[lire la présentation générale]
L’un et l’autre, la collection dirigée par J.B Pontalis, propose la rencontre, toujours déjà effectuée par ailleurs, entre un auteur et « son héros secret ». Rencontre : à savoir non pas récit sur celui qui est en mémoire sur la scène de la pensée de l’écrivain, non pas biographie, mais entrelacs du trajet de l’écrivain et de celui qui le hante, rencontre impossible que l’écriture permet. « Des vies, mais telles que la mémoire les invente, que notre imagination les recrée, qu’une passion les anime. Des récits subjectifs, à mille lieues de la biographie traditionnelle ».
Dominique Dussidour, nous fait rencontrer un trajet d’écriture qui s’attache à Munch, que si l’on connait par le cri [der Schrei] cependant a une peinture à l’inquiétante angoisse qui est bien plus large que cette peinture symbole pour les historiens de l’art. Ce que tente de donner à comprendre D. Dussidour, c’est en quel sens il y a eu peinture. À savoir la peinture comme un évènement pour Munch. En quel sens est née la peinture pour Edvard Munch. Le sous titre pourrait paraître trompeur : « Dans l’atelier d’Edvard Munch », car si en effet D. Dussidour s’intéresse bien à la peinture elle-même, aux multiples ateliers qu’il a eu, à la composition picturale, à cet expressionnisme qui caractérise la peinture de Munch, cependant ce qu’il veut montrer c’est ce que voit Munch, ce qu’aurait pu voir Munch : cet enfer de l’existence qui enveloppe en soi la mort, la décomposition, la maladie.

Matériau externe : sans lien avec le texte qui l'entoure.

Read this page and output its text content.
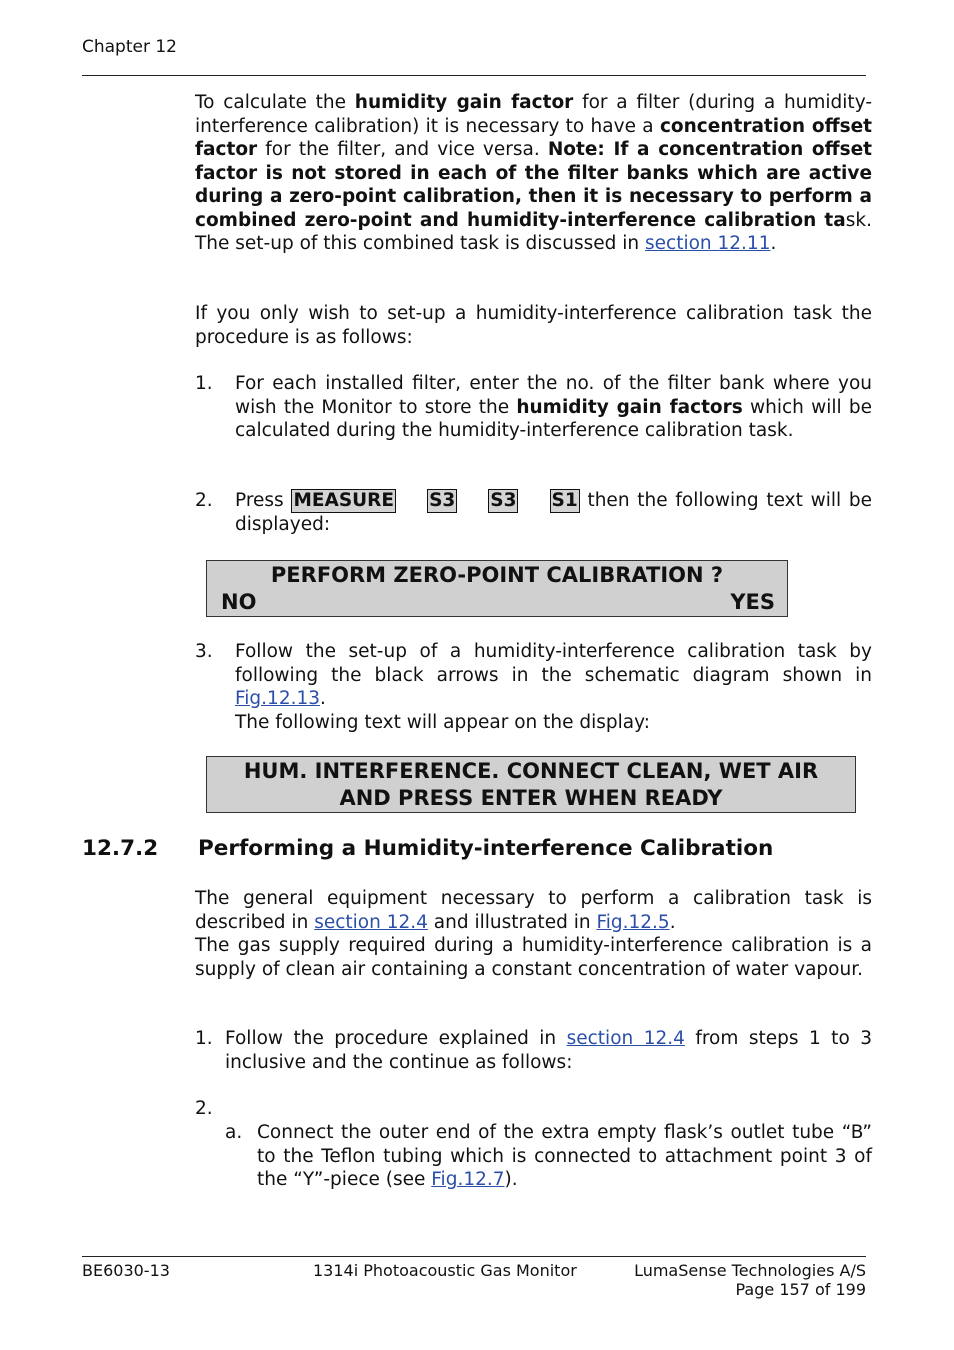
Chapter 12

To calculate the humidity gain factor for a filter (during a humidity-interference calibration) it is necessary to have a concentration offset factor for the filter, and vice versa. Note: If a concentration offset factor is not stored in each of the filter banks which are active during a zero-point calibration, then it is necessary to perform a combined zero-point and humidity-interference calibration task. The set-up of this combined task is discussed in section 12.11.

If you only wish to set-up a humidity-interference calibration task the procedure is as follows:
1. For each installed filter, enter the no. of the filter bank where you wish the Monitor to store the humidity gain factors which will be calculated during the humidity-interference calibration task.
2. Press MEASURE S3 S3 S1 then the following text will be displayed:
PERFORM ZERO-POINT CALIBRATION ?
NO	YES
3. Follow the set-up of a humidity-interference calibration task by following the black arrows in the schematic diagram shown in Fig.12.13.

The following text will appear on the display:
HUM. INTERFERENCE. CONNECT CLEAN, WET AIR
AND PRESS ENTER WHEN READY
12.7.2 Performing a Humidity-interference Calibration

The general equipment necessary to perform a calibration task is described in section 12.4 and illustrated in Fig.12.5.

The gas supply required during a humidity-interference calibration is a supply of clean air containing a constant concentration of water vapour.

1. Follow the procedure explained in section 12.4 from steps 1 to 3 inclusive and the continue as follows:
2.
a. Connect the outer end of the extra empty flask’s outlet tube “B” to the Teflon tubing which is connected to attachment point 3 of the “Y”-piece (see Fig.12.7).
BE6030-13	1314i Photoacoustic Gas Monitor	LumaSense Technologies A/S
Page 157 of 199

Nous pouvons parfaitement comprendre cela avec l »analyse qu »il fait de L’enfant malade. Si dans un premier temps D. Dussidour fait une analyse technique du tableau : nombre d’exemplaire existant, lithographies, versions et dates, premmiers lieux d’exposition, cependant, c’est pour s’en écarter, ou encore c’est pour percevoir au-delà des aspects visibles ce qui fait l’importance du tableau, ce qui fait que Munch puisse écrire : « La plupart des travaux qui ont suivi ont pris naissance de ce tableau ». Ce qu’il indique, ce n’est pas tant le problème clinique de la maladie, que la médiation picturale qui fait surgir la maladie. L’enfant malade déconcerta le public, car ce qui fut vu, n’était pas une mimésis du réel, pouvant ressembler comme le dit Hegel jusqu’à la nausée à un enfant réellement malade, mais le travail pictural à l’oeuvre de l’oeuvre, la main de Munch travaillant « dans des couleurs franches, une pâte épaisse qu’il a posée couche après couche ».
Ce que montre ainsi D. Dussidour, c’est le regard de Munch par la peinture, regard qu’il a sur le monde, de même que celui de Gauguin que l’on croise à plusieurs reprises. La suite des dates qui ponctuent l’existence du peintre et ceci bien au-delà de sa mort, vie à travers la peinture, n’est que points à partir desquels se déplie cette obsession du regard peignant le monde, la mort qui le hante, la douleur qu’il supporte. « On peindra des êtres vivants qui respirent, qui sentent, qui souffrent et qui aiment » (manifeste de St Cloud), « j’aime la vie, la vie même malade » écrit-il.
Donc c’est peu à peu, à travers son propre trajet que D. Dussidour nous donne accès à ce travail de peinture, et à ce qu’il renferme. Que cela soit à travers les rencontres que fit le peintre [celle avec Strindberg est un moment d’anthologie], ou bien que cela soit à travers les scandales que sa peinture provoqua, aussi bien en Allemagne qu’en Norvège, où, revenant exposer en 1895 à Christiana, une critique d’art peut écrire face au Cri — alors que la notoriété de Munch a déjà une carrure internationale, même si elle lui rapporte peu : « C’est soit un artiste halluciné, soit un mauvais plaisant qui se moque du public et se joue de la peinture comme de la vie humaine. Si seulement ses caricatures étaient drôles… Malheureusement, toutes ces plaisanteries sont lamentables et de fort mauvais goût, elles sont écoeurantes et donnent envie d’appeler la police ». D. Dussidour à de nombreux endroits donne même la parole à Munch, écrivant à la première personne, sans réelle ponctuation, imaginant ce qu’aurait pu être sa représentation de son existence, sa propre pensée.
L’ensemble du livre de D. Dussidour est en ce sens une réelle réussite, tout à la fois exigeant quant à sa composition, jouant des codes, des listes, mêlant les styles. Mais c’est surtout l’accès à Munch qui est ici essentiel, et qui va bien au-delà de toute biographie, nous en donnant une pensée vivante.